A malicious Android app masqueraded as the legitimate WalletConnect open-source protocol on the Google Play Store, enabling its creators to siphon approximately $70,000 in cryptocurrency from victims over nearly five months, according to Check Point cybersecurity researchers.
Using names like "Mestox Calculator" and "WalletConnect - DeFi & NFTs," it tricked over 150 victims into downloading it by leveraging fake reviews and consistent branding to rank high in search results.
Upon installation, the app redirected users to a fake website designed to mimic Web3Inbox based on their IP address and User-Agent string. Users visiting from desktops were directed to legitimate sites to evade detection.
The core malware component, MS Drainer, deceptively prompted users to connect their wallets and sign transactions, subsequently transmitting data to a command-and-control server. This enabled attackers to execute malicious transactions and transfer funds to their addresses.
Victim tokens were transferred to a wallet controlled by the attackers. Continued asset drainage is possible unless victims revoke withdrawal permissions from their wallets.

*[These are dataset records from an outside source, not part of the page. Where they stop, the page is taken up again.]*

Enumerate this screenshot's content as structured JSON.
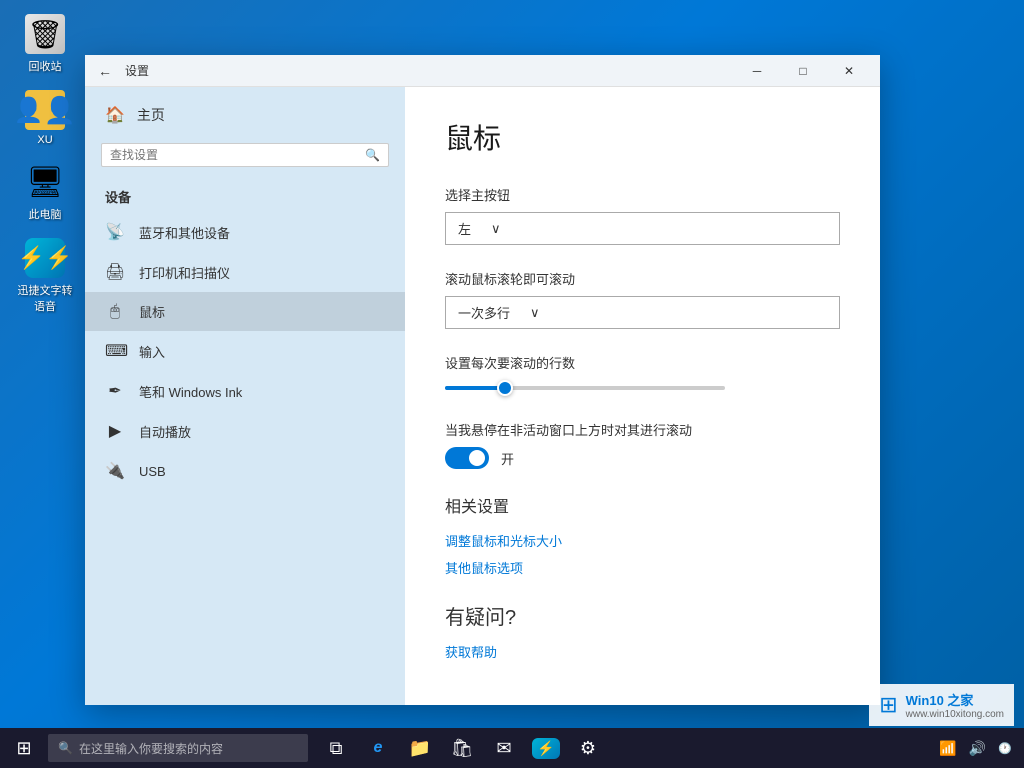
{
  "window": {
    "title": "设置",
    "back_icon": "←",
    "minimize_icon": "─",
    "maximize_icon": "□",
    "close_icon": "✕"
  },
  "desktop_icons": [
    {
      "id": "recycle-bin",
      "label": "回收站",
      "icon": "🗑"
    },
    {
      "id": "user",
      "label": "XU",
      "icon": "👤"
    },
    {
      "id": "computer",
      "label": "此电脑",
      "icon": "🖥"
    },
    {
      "id": "app",
      "label": "迅捷文字转语音",
      "icon": "⚡"
    }
  ],
  "sidebar": {
    "home_icon": "🏠",
    "home_label": "主页",
    "search_placeholder": "查找设置",
    "section_title": "设备",
    "items": [
      {
        "id": "bluetooth",
        "icon": "📡",
        "label": "蓝牙和其他设备"
      },
      {
        "id": "printer",
        "icon": "🖨",
        "label": "打印机和扫描仪"
      },
      {
        "id": "mouse",
        "icon": "🖱",
        "label": "鼠标",
        "active": true
      },
      {
        "id": "input",
        "icon": "⌨",
        "label": "输入"
      },
      {
        "id": "pen",
        "icon": "✒",
        "label": "笔和 Windows Ink"
      },
      {
        "id": "autoplay",
        "icon": "▶",
        "label": "自动播放"
      },
      {
        "id": "usb",
        "icon": "🔌",
        "label": "USB"
      }
    ]
  },
  "content": {
    "page_title": "鼠标",
    "primary_button_label": "选择主按钮",
    "primary_button_value": "左",
    "primary_button_dropdown_arrow": "∨",
    "scroll_label": "滚动鼠标滚轮即可滚动",
    "scroll_value": "一次多行",
    "scroll_dropdown_arrow": "∨",
    "lines_label": "设置每次要滚动的行数",
    "inactive_label": "当我悬停在非活动窗口上方时对其进行滚动",
    "toggle_state": "开",
    "related_title": "相关设置",
    "link1": "调整鼠标和光标大小",
    "link2": "其他鼠标选项",
    "help_title": "有疑问?",
    "help_link": "获取帮助"
  },
  "taskbar": {
    "start_icon": "⊞",
    "search_placeholder": "在这里输入你要搜索的内容",
    "search_icon": "🔍",
    "task_view_icon": "⧉",
    "edge_icon": "e",
    "explorer_icon": "📁",
    "store_icon": "🛍",
    "mail_icon": "✉",
    "app_icon": "⚡",
    "settings_icon": "⚙"
  },
  "watermark": {
    "logo": "⊞",
    "title": "Win10 之家",
    "url": "www.win10xitong.com"
  }
}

The malicious app was linked to a developer named UNS LIS, who is also associated with another app, "Uniswap DeFI.” The deceptive app showed popularity in Nigeria, Portugal, and Ukraine, marking the first instance of a cryptocurrency drainer exclusively targeting mobile users.
By exploiting smart contracts and deep links rather than traditional methods like keylogging, attackers managed to stealthily drain assets from unsuspecting users.

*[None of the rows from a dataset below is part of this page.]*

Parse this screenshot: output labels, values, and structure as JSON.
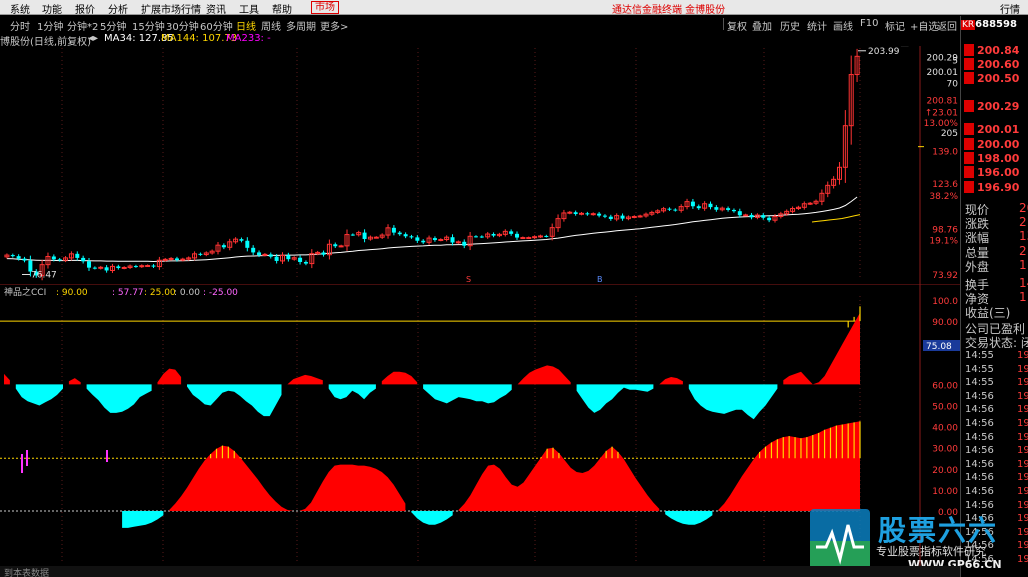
{
  "menu": {
    "items": [
      "系统",
      "功能",
      "报价",
      "分析",
      "扩展市场行情",
      "资讯",
      "工具",
      "帮助"
    ],
    "market": "市场",
    "brand": "通达信金融终端 金博股份",
    "right": "行情"
  },
  "toolbar": {
    "periods": [
      "分时",
      "1分钟",
      "分钟*2",
      "5分钟",
      "15分钟",
      "30分钟",
      "60分钟",
      "日线",
      "周线",
      "多周期",
      "更多>"
    ],
    "active": "日线",
    "actions": [
      "复权",
      "叠加",
      "历史",
      "统计",
      "画线",
      "F10",
      "标记",
      "+自选",
      "返回"
    ]
  },
  "main_chart": {
    "title": "博股份(日线,前复权)",
    "ma34_label": "MA34: 127.85",
    "ma144_label": "MA144: 107.73",
    "ma233_label": "MA233: -",
    "colors": {
      "up": "#ff3333",
      "down": "#00ffff",
      "ma34": "#ffffff",
      "ma144": "#ffd700"
    }
  },
  "sub_chart": {
    "title": "神品之CCI",
    "v1": ": 90.00",
    "v2": ": 57.77",
    "v3": ": 25.00",
    "v4": ": 0.00",
    "v5": ": -25.00",
    "badge": "75.08"
  },
  "quote": {
    "kr": "KR",
    "code": "688598",
    "asks": [
      "200.84",
      "200.60",
      "200.50",
      "200.29"
    ],
    "bids": [
      "200.01",
      "200.00",
      "198.00",
      "196.00",
      "196.90"
    ],
    "rows": [
      {
        "label": "现价",
        "value": "20"
      },
      {
        "label": "涨跌",
        "value": "2"
      },
      {
        "label": "涨幅",
        "value": "13"
      },
      {
        "label": "总量",
        "value": "2"
      },
      {
        "label": "外盘",
        "value": "1"
      },
      {
        "label": "换手",
        "value": "14"
      },
      {
        "label": "净资",
        "value": "1"
      },
      {
        "label": "收益(三)",
        "value": ""
      }
    ],
    "profit": "公司已盈利",
    "status": "交易状态: 闭",
    "ticks": [
      {
        "t": "14:55",
        "v": "19"
      },
      {
        "t": "14:55",
        "v": "19"
      },
      {
        "t": "14:55",
        "v": "19"
      },
      {
        "t": "14:56",
        "v": "19"
      },
      {
        "t": "14:56",
        "v": "19"
      },
      {
        "t": "14:56",
        "v": "19"
      },
      {
        "t": "14:56",
        "v": "19"
      },
      {
        "t": "14:56",
        "v": "19"
      },
      {
        "t": "14:56",
        "v": "19"
      },
      {
        "t": "14:56",
        "v": "19"
      },
      {
        "t": "14:56",
        "v": "19"
      },
      {
        "t": "14:56",
        "v": "19"
      },
      {
        "t": "14:56",
        "v": "19"
      },
      {
        "t": "14:56",
        "v": "19"
      },
      {
        "t": "14:56",
        "v": "19"
      },
      {
        "t": "14:56",
        "v": "19"
      }
    ]
  },
  "watermark": {
    "title": "股票六六",
    "sub": "专业股票指标软件研究",
    "url": "WWW.GP66.CN"
  },
  "bottom": "到本表数据",
  "chart_data": [
    {
      "type": "candlestick",
      "title": "博股份(日线,前复权)",
      "y_ticks": [
        200.29,
        200.01,
        200.81,
        139.0,
        123.6,
        98.76,
        73.92
      ],
      "y_tick_labels": [
        "200.29",
        "200.01",
        "200.81",
        "139.0",
        "123.6",
        "98.76",
        "73.92"
      ],
      "y_pct_labels": [
        "↑23.01",
        "13.00%",
        "38.2%",
        "19.1%"
      ],
      "annotations": [
        {
          "label": "203.99",
          "value": 203.99,
          "kind": "high"
        },
        {
          "label": "76.47",
          "value": 76.47,
          "kind": "low"
        },
        {
          "label": "5",
          "value": null,
          "kind": "axis-mark"
        },
        {
          "label": "70",
          "value": null,
          "kind": "axis-mark"
        },
        {
          "label": "205",
          "value": null,
          "kind": "axis-mark"
        }
      ],
      "closes": [
        88.0,
        87.4,
        86.0,
        84.9,
        78.7,
        76.5,
        82.6,
        87.2,
        85.6,
        85.1,
        86.4,
        88.7,
        86.4,
        84.5,
        80.9,
        80.6,
        81.1,
        79.3,
        81.6,
        80.7,
        81.0,
        81.8,
        81.5,
        82.0,
        82.1,
        81.5,
        85.1,
        85.6,
        86.1,
        85.2,
        85.7,
        86.4,
        88.7,
        88.3,
        89.2,
        90.2,
        93.6,
        92.4,
        95.5,
        97.0,
        96.1,
        92.1,
        89.5,
        88.0,
        88.4,
        87.1,
        84.7,
        87.9,
        85.7,
        86.5,
        84.1,
        83.2,
        88.8,
        89.5,
        88.2,
        94.1,
        93.0,
        93.2,
        99.6,
        99.5,
        100.7,
        97.1,
        98.1,
        98.1,
        99.3,
        103.4,
        100.7,
        99.8,
        98.6,
        98.0,
        96.1,
        95.2,
        97.6,
        96.5,
        96.8,
        98.1,
        95.1,
        95.5,
        93.3,
        98.6,
        98.5,
        98.3,
        99.9,
        99.0,
        99.7,
        101.4,
        100.0,
        97.9,
        97.9,
        97.9,
        98.4,
        98.8,
        98.6,
        103.5,
        108.6,
        111.8,
        112.2,
        111.2,
        111.6,
        111.0,
        111.4,
        110.3,
        109.7,
        108.4,
        110.3,
        108.6,
        109.5,
        109.8,
        110.1,
        111.1,
        112.1,
        113.0,
        114.2,
        113.7,
        113.3,
        115.4,
        118.2,
        115.6,
        114.5,
        117.0,
        115.1,
        113.6,
        114.5,
        113.5,
        112.8,
        110.5,
        110.7,
        109.3,
        110.6,
        109.1,
        107.7,
        109.8,
        111.3,
        112.7,
        114.3,
        115.0,
        117.0,
        117.3,
        118.4,
        122.9,
        127.4,
        130.8,
        137.6,
        161.1,
        190.0,
        200.3
      ],
      "ma34": [
        86.0,
        85.9,
        85.7,
        85.5,
        85.3,
        85.1,
        85.0,
        85.0,
        85.0,
        84.9,
        84.9,
        85.0,
        85.0,
        84.9,
        84.8,
        84.7,
        84.7,
        84.6,
        84.6,
        84.5,
        84.5,
        84.5,
        84.5,
        84.5,
        84.5,
        84.4,
        84.5,
        84.6,
        84.7,
        84.7,
        84.8,
        84.9,
        85.1,
        85.2,
        85.4,
        85.6,
        85.9,
        86.2,
        86.5,
        86.9,
        87.2,
        87.4,
        87.5,
        87.6,
        87.7,
        87.8,
        87.8,
        87.9,
        88.0,
        88.0,
        88.1,
        88.1,
        88.3,
        88.5,
        88.7,
        89.0,
        89.3,
        89.5,
        89.9,
        90.2,
        90.6,
        90.8,
        91.1,
        91.3,
        91.6,
        92.0,
        92.3,
        92.5,
        92.7,
        92.9,
        93.1,
        93.2,
        93.4,
        93.5,
        93.6,
        93.8,
        93.8,
        93.9,
        93.9,
        94.1,
        94.3,
        94.5,
        94.7,
        94.9,
        95.1,
        95.4,
        95.6,
        95.8,
        96.0,
        96.2,
        96.4,
        96.6,
        96.8,
        97.2,
        97.6,
        98.1,
        98.6,
        99.1,
        99.5,
        99.9,
        100.3,
        100.7,
        101.0,
        101.3,
        101.7,
        102.0,
        102.3,
        102.6,
        102.9,
        103.3,
        103.7,
        104.1,
        104.5,
        104.9,
        105.3,
        105.8,
        106.3,
        106.8,
        107.2,
        107.6,
        108.0,
        108.4,
        108.8,
        109.1,
        109.3,
        109.5,
        109.7,
        109.8,
        110.0,
        110.1,
        110.2,
        110.3,
        110.5,
        110.7,
        110.9,
        111.1,
        111.4,
        111.7,
        112.1,
        112.6,
        113.2,
        113.8,
        114.6,
        116.0,
        118.3,
        120.8
      ],
      "ma144_tail": [
        62.0,
        62.6,
        63.3,
        64.0,
        64.8,
        65.5,
        66.2,
        66.9,
        67.6
      ],
      "ylim": [
        73.92,
        205.0
      ]
    },
    {
      "type": "area",
      "title": "神品之CCI",
      "levels": [
        100.0,
        90.0,
        75.08,
        60.0,
        50.0,
        40.0,
        30.0,
        20.0,
        10.0,
        0.0
      ],
      "level_labels": [
        "100.0",
        "90.00",
        "75.08",
        "60.00",
        "50.00",
        "40.00",
        "30.00",
        "20.00",
        "10.00",
        "0.00"
      ],
      "upper_series": [
        65.0,
        62.0,
        58.0,
        54.0,
        52.0,
        51.0,
        50.0,
        51.5,
        53.0,
        55.0,
        58.0,
        61.5,
        63.0,
        61.0,
        58.0,
        55.0,
        52.5,
        49.0,
        46.5,
        46.5,
        47.0,
        48.5,
        50.5,
        54.0,
        55.5,
        57.0,
        61.0,
        65.0,
        67.5,
        67.0,
        63.5,
        59.0,
        55.0,
        53.0,
        50.5,
        50.0,
        53.0,
        56.0,
        57.0,
        56.5,
        54.5,
        52.0,
        50.0,
        47.0,
        45.0,
        45.0,
        50.0,
        55.0,
        60.0,
        62.5,
        63.5,
        64.5,
        64.0,
        63.0,
        62.0,
        58.0,
        54.0,
        53.0,
        54.0,
        57.0,
        55.5,
        53.0,
        56.0,
        58.0,
        61.5,
        64.0,
        66.0,
        66.0,
        65.5,
        64.0,
        61.0,
        58.0,
        55.5,
        53.0,
        52.0,
        51.0,
        52.5,
        54.0,
        53.5,
        53.0,
        52.0,
        52.0,
        51.0,
        51.5,
        53.5,
        55.0,
        57.5,
        60.0,
        63.0,
        65.5,
        67.0,
        68.0,
        69.0,
        68.5,
        67.0,
        64.0,
        61.0,
        57.0,
        53.0,
        49.0,
        46.5,
        48.0,
        51.0,
        53.0,
        56.0,
        58.5,
        57.5,
        57.5,
        57.0,
        56.5,
        58.0,
        60.0,
        62.5,
        63.5,
        63.0,
        61.5,
        58.0,
        53.0,
        50.0,
        48.0,
        47.0,
        46.5,
        46.0,
        47.0,
        48.0,
        48.0,
        45.5,
        43.5,
        47.0,
        50.0,
        54.0,
        58.0,
        62.0,
        64.0,
        65.0,
        66.0,
        63.0,
        60.0,
        61.0,
        64.0,
        69.0,
        74.0,
        79.0,
        84.0,
        89.0,
        94.0
      ],
      "lower_series": [
        5.0,
        5.0,
        5.0,
        5.0,
        5.0,
        5.0,
        5.0,
        5.0,
        5.0,
        5.0,
        5.0,
        5.0,
        5.0,
        5.0,
        5.0,
        5.0,
        5.0,
        5.0,
        5.0,
        5.0,
        -8.0,
        -8.0,
        -7.5,
        -7.0,
        -6.5,
        -5.5,
        -4.0,
        -2.0,
        0.5,
        3.5,
        7.0,
        11.0,
        15.5,
        20.0,
        24.0,
        27.0,
        29.5,
        31.0,
        30.5,
        28.5,
        25.5,
        22.0,
        18.5,
        15.0,
        11.0,
        7.5,
        4.5,
        2.0,
        0.5,
        0.0,
        0.0,
        1.0,
        4.0,
        9.0,
        14.0,
        18.5,
        21.5,
        22.0,
        22.0,
        22.0,
        21.5,
        21.5,
        21.0,
        20.0,
        18.5,
        16.0,
        12.5,
        8.0,
        3.5,
        -0.5,
        -3.5,
        -5.5,
        -6.5,
        -6.5,
        -5.5,
        -4.0,
        -2.0,
        0.5,
        3.5,
        7.5,
        12.5,
        17.5,
        21.5,
        22.0,
        20.0,
        16.0,
        12.5,
        11.5,
        13.5,
        17.5,
        21.5,
        25.5,
        29.5,
        30.0,
        27.5,
        24.0,
        20.5,
        18.5,
        18.0,
        19.0,
        21.5,
        25.0,
        28.5,
        30.5,
        28.0,
        24.5,
        20.0,
        15.5,
        11.5,
        7.5,
        4.0,
        1.0,
        -1.5,
        -3.5,
        -5.0,
        -6.0,
        -6.5,
        -6.5,
        -5.5,
        -4.0,
        -2.0,
        0.5,
        3.5,
        7.5,
        12.0,
        16.5,
        20.5,
        24.5,
        28.0,
        30.5,
        32.5,
        34.0,
        35.0,
        35.5,
        35.0,
        34.5,
        35.0,
        36.0,
        37.0,
        38.5,
        39.5,
        40.5,
        41.0,
        41.5,
        42.0,
        42.5
      ]
    }
  ]
}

The incident highlights the critical need for vigilance when downloading apps, emphasizing the risks associated with third-party APKs and the deceptive allure of fraudulent app reviews.
The FBI issued a warning regarding aggressive North Korean cryptocurrency hackers using social engineering, mainly targeting decentralized finance (DeFi), crypto companies, and connected entities.
In the latest news, threat actors affiliated with North Korea have been seen deploying the COVERTCATCH malware through deceptive job recruitment schemes via LinkedIn, targeting developers in DeFi and the wider Web3 sector.